To his friends and former colleagues, he was Charlie — a dedicated and hardworking member of law enforcement who could be tough and understanding in the same heartbeat.

Glidewell was born and raised on the West Coast, living in Washington and California in his youth.

He served in the California National Guard for a year before enlisting in the U.S. Army in 1954. He served overseas in Korea and France before becoming a reservist in 1958 and remained one until 1962. When he returned to California after his time in the military, he worked at supermarkets and in construction until he became a police reserve and worked part-time as an emergency dispatcher.

His police work eventually brought him to Greenfield, where he took a position as a full-time police officer in February 1961. He remained in Greenfield for the rest of his career.

Glidewell climbed the ranks of the Greenfield Police Department and served as the chief from August 1970 until his retirement in December 1983. To date, he is the longest serving chief the department has seen, officials say.

During his time in the department’s top job, Glidewell established a full-time detective unit within the department, oversaw the city’s firing range and developed physical fitness and training programs.

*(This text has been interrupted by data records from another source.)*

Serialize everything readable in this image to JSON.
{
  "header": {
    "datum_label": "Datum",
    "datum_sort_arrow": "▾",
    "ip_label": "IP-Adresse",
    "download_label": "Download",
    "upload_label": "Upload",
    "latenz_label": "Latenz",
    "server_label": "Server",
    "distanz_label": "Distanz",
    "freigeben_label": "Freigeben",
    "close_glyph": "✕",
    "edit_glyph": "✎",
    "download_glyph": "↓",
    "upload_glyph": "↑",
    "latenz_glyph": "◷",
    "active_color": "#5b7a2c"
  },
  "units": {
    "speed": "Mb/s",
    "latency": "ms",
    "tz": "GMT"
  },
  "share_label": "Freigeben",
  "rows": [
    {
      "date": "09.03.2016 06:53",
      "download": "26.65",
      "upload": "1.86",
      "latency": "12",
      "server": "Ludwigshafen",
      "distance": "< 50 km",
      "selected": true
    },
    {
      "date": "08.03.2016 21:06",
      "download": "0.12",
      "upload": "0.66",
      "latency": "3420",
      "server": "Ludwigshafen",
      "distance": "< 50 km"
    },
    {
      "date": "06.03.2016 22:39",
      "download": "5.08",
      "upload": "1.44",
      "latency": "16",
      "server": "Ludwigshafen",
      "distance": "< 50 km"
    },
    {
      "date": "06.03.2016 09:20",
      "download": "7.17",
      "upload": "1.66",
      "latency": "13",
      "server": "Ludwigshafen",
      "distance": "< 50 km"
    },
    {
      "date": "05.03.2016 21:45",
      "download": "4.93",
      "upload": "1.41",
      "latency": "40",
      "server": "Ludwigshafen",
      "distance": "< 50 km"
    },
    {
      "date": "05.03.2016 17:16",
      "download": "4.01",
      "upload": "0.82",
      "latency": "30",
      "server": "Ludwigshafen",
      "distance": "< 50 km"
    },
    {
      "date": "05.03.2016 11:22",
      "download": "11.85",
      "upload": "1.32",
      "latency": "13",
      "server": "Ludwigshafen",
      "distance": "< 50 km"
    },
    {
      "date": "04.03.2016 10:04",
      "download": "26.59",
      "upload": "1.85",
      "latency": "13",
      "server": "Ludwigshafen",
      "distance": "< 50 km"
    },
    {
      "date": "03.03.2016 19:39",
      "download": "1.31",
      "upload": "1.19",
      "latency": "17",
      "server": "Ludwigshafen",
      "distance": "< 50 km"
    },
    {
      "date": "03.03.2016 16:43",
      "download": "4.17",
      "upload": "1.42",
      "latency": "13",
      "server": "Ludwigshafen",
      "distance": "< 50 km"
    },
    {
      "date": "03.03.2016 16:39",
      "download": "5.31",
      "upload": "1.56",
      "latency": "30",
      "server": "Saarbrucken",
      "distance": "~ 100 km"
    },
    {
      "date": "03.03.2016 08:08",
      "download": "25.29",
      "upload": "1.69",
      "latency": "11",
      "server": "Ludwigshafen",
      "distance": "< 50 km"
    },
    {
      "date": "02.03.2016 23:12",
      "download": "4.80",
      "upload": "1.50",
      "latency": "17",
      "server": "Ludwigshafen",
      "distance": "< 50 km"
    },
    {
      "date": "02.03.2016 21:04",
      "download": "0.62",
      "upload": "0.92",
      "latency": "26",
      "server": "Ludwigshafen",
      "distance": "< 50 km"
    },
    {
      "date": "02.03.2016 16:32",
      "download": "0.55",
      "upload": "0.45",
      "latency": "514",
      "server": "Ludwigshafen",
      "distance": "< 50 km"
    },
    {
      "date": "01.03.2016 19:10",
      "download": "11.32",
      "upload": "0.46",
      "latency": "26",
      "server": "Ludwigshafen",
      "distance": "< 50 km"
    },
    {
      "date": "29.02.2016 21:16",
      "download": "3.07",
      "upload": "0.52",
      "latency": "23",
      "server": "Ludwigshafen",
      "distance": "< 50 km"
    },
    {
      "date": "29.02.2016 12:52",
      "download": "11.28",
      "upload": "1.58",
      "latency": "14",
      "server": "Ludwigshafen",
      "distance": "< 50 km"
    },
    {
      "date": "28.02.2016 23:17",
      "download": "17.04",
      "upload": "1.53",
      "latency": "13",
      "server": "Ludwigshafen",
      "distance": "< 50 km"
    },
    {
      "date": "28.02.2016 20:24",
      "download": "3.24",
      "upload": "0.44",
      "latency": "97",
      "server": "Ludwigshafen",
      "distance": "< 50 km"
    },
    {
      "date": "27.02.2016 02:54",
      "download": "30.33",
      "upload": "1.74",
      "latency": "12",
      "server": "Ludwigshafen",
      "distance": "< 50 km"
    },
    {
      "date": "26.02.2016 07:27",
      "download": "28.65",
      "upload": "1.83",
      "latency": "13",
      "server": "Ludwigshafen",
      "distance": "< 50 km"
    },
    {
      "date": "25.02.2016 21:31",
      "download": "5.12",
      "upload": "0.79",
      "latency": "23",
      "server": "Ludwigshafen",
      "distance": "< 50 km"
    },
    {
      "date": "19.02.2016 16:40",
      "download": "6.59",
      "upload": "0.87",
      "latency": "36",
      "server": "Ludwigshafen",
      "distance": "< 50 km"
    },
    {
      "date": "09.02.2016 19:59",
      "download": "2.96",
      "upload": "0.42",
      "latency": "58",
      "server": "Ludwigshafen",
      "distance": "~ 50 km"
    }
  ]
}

Glidewell also created the department’s first reserve police officer unit — a group of officers who have the same powers and training as full-time police, but don’t get paid.

The chief worked with then-representative Ray Richardson to create the first Indiana laws recognizing reserve law enforcement officers and establishing training and appointment standards.

These men and women, called upon any time extra manpower is needed during large-scale emergencies or festivals and other events, do great work while saving cities, towns and counties money, Richardson said.

And Glidewell’s work and ideas helped pave the way for departments statewide to legally utilize volunteer officers. It formalized their positions within state law enforcement, Richardson said.

After retirement, Glidewell took jobs as an officer for the Veterans Administration and an investigator for the U.S. Office of Personnel Management, both in Seattle.

He returned to Greenfield in December 1985 to become the investigator for the Hancock County Prosecutor’s Office, under the leadership of then-prosecutor Terry Snow.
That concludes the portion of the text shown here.